Ganará Sánchez – Luis Herrero (ABC): “La capacidad operativa del sanchismo era infinitamente más eficaz de lo que pensábamos y no sólo estaba en condiciones de dar la batalla de los avales, sino que estaba en condiciones de no perderla”

El título del artículo no responde a un pronóstico, sino a una deducción. Hasta hace unas horas, yo apostaba por la victoria Susana Díaz. Era lo más sensato. Cuando un partido con más conchas que un galápago echa toda la carne en el asador para que sigan mandando los que han mandado siempre, el resultado de la partida no se discute. Eso es lo que enseña la experiencia. Y eso es lo que yo creía que iba a pasar.

Y ellos, también, por cierto. Me refiero a Felipe González, a Alfonso Guerra, a Alfredo Pérez Rubalcaba, a José Luis Rodríguez Zapatero y a todos los que han gobernado durante cuarenta años las estructuras de poder del partido.

El plan les estaba saliendo a pedir de boca. La botadura de la candidatura de Díaz en el Ifema había sido una exhibición de poder apabullante y la campaña de recogida de avales progresaba al ritmo que se habían impuesto para hundir la moral de sus adversarios.

A nadie le dio por pensar que Sánchez libraría una batalla que estaba fuera de su alcance. Contra el poder intimidatorio del aparato, la idea de competir en número de fiadores con Susana Díaz era una imprudencia temeraria que no tenía ni pies ni cabeza.

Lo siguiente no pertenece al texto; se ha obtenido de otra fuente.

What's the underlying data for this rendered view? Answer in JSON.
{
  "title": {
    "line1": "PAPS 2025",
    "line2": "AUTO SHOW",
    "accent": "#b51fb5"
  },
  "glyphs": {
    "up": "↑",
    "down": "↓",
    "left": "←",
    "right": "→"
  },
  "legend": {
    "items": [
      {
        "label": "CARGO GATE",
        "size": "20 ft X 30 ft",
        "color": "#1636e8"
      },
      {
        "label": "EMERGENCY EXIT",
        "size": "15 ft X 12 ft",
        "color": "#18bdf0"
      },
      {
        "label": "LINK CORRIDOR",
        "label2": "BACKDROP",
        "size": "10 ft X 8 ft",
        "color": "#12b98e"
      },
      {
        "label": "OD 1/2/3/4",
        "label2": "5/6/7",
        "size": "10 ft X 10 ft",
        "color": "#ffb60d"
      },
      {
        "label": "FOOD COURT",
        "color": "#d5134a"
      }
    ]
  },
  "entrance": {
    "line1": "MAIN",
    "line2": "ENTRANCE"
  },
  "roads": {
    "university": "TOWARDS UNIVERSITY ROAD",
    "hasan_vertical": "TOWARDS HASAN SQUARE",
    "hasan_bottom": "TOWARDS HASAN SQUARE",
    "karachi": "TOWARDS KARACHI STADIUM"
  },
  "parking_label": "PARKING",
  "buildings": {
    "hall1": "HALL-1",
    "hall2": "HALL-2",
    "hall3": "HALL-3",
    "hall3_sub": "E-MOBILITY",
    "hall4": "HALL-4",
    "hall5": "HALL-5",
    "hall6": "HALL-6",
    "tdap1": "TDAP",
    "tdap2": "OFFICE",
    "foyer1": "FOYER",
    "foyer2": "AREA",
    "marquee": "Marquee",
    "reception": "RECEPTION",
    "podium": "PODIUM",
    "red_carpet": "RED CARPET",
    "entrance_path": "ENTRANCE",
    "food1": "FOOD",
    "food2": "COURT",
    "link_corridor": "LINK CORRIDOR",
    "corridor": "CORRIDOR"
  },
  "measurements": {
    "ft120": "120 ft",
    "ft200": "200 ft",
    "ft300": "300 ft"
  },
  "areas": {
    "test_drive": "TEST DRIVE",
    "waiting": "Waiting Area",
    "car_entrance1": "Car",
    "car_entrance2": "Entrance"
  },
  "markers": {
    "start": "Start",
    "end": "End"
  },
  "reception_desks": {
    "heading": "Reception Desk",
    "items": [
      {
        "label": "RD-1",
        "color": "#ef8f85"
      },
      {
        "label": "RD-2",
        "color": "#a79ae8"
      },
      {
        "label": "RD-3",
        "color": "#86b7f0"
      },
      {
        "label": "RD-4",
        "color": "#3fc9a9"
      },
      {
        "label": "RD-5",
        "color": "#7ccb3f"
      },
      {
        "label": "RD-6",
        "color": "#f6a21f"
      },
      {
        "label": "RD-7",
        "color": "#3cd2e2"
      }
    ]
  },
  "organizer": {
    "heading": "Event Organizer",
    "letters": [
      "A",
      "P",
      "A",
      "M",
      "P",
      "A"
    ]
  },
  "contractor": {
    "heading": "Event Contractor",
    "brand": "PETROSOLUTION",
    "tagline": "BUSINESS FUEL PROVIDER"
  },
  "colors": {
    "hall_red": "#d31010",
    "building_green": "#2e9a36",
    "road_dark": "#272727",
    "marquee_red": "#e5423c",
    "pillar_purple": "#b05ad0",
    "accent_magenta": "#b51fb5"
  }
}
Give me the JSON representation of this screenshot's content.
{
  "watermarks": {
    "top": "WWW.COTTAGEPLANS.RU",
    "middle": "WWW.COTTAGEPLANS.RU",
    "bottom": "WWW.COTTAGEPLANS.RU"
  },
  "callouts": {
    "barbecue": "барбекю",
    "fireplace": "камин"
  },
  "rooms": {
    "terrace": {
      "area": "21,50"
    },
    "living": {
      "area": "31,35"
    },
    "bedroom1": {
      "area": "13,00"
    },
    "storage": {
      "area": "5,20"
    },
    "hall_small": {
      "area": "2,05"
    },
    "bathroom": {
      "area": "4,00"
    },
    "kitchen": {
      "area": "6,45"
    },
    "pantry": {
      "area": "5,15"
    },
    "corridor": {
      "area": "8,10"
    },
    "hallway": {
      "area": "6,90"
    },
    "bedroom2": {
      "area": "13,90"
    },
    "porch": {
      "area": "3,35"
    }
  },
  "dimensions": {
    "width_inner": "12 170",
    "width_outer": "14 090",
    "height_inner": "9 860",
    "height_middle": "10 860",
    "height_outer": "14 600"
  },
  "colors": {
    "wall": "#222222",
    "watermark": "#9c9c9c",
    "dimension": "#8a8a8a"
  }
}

Ni los militantes iban a desafiar al poder constituido negándose a firmar lo que les pusieran delante sus secretarios provinciales, ni los sanchistas tenían capacidad operativa para rivalizar en eficacia recolectora con el aparato del PSOE.

Todos creimos que rehuirían esa confrontación suicida para no tener que rendir al final unas cuentas irrisorias y que se concentrarían en pedir el voto para el día 21.

Pero estábamos equivocados. La capacidad operativa del sanchismo era infinitamente más eficaz de lo que pensábamos y no sólo estaba en condiciones de dar la batalla de los avales, sino que estaba en condiciones de no perderla.

Durante dos sigilosos meses, moviéndose de puntillas para no hacer ruido, sus agentes fueron captando una a una la firma de 57.369 avalistas. Una cifra inesperada que contrarrestaba la exhibición intimidatoria del oficialismo y condenaba el final del sprint a la foto finish.

Si no fuera por la goleada de Díaz en suelo andaluz, 18.000 avales de diferencia a su favor, la batalla estaría claramente decantada del lado de su oponente. Sánchez gana en 11 de las 17 comunidades autónomas, incluidas Asturias y Valencia, y obtiene 12.000 apoyos más al norte de Despeñaperros. Las cifras, miradas con cierto detenimiento, no son nada halagüeñas para los intereses que defienden los grandes budas del PSOE.

55.000 militantes aún no han dicho ni pío. De ellos, 10.000 residen en Andalucía y 11.000 en Cataluña. Ambos feudos se contrarrestan. El más fiel a Susana Díaz tiene la misma fuerza que el más hostil. Lo que puedan darle sus paisanos, suponiendo que vayan todos a votar y que lo hagan por ella, se lo pueden arrebatar por el mismo procedimiento los votantes del PSC. Así que la verdadera batalla se libra fuera de esos dos territorios. Y allí, las cosas como son, las cuentas parecen beneficiar claramente al sanchismo. Susana Díaz obtiene un saldo favorable de 4.000 votos de diferencia en las cinco comunidades donde ha ganado, pero cosecha un déficit de 8.000 en las diez comunidades donde ha perdido.

El cómputo global favorece a Sánchez por 41.486 apoyos frente a 37.457, y eso sin tener en cuenta el número de avalistas que puedan haberse visto forzados a apoyar a Díaz por miedo a las represalias y no tengan intención de votarla el día 21. Mucho tendrían que cambiar las cosas para que se invirtiera la tendencia

La gran duda, vista la cosa desde esta perspectiva, es saber lo que harán los avalistas de Patxi López. Ellos tienen la llave. De ahí que Pedro Sánchez, en Alcalá de los Gazules, les hiciera ayer la oferta de «caminar juntos».

López la ha rechazado, sí, ¿pero la rechazarán también sus seguidores? ¿Seguirán siendo fieles a un seguro perdedor sabiendo que está en su mano dirimir el resultado final de la pelea? Pincho de tortilla y caña a que más de la mitad se da el gustazo de cambiar de bando. Para muchos de ellos, no es no.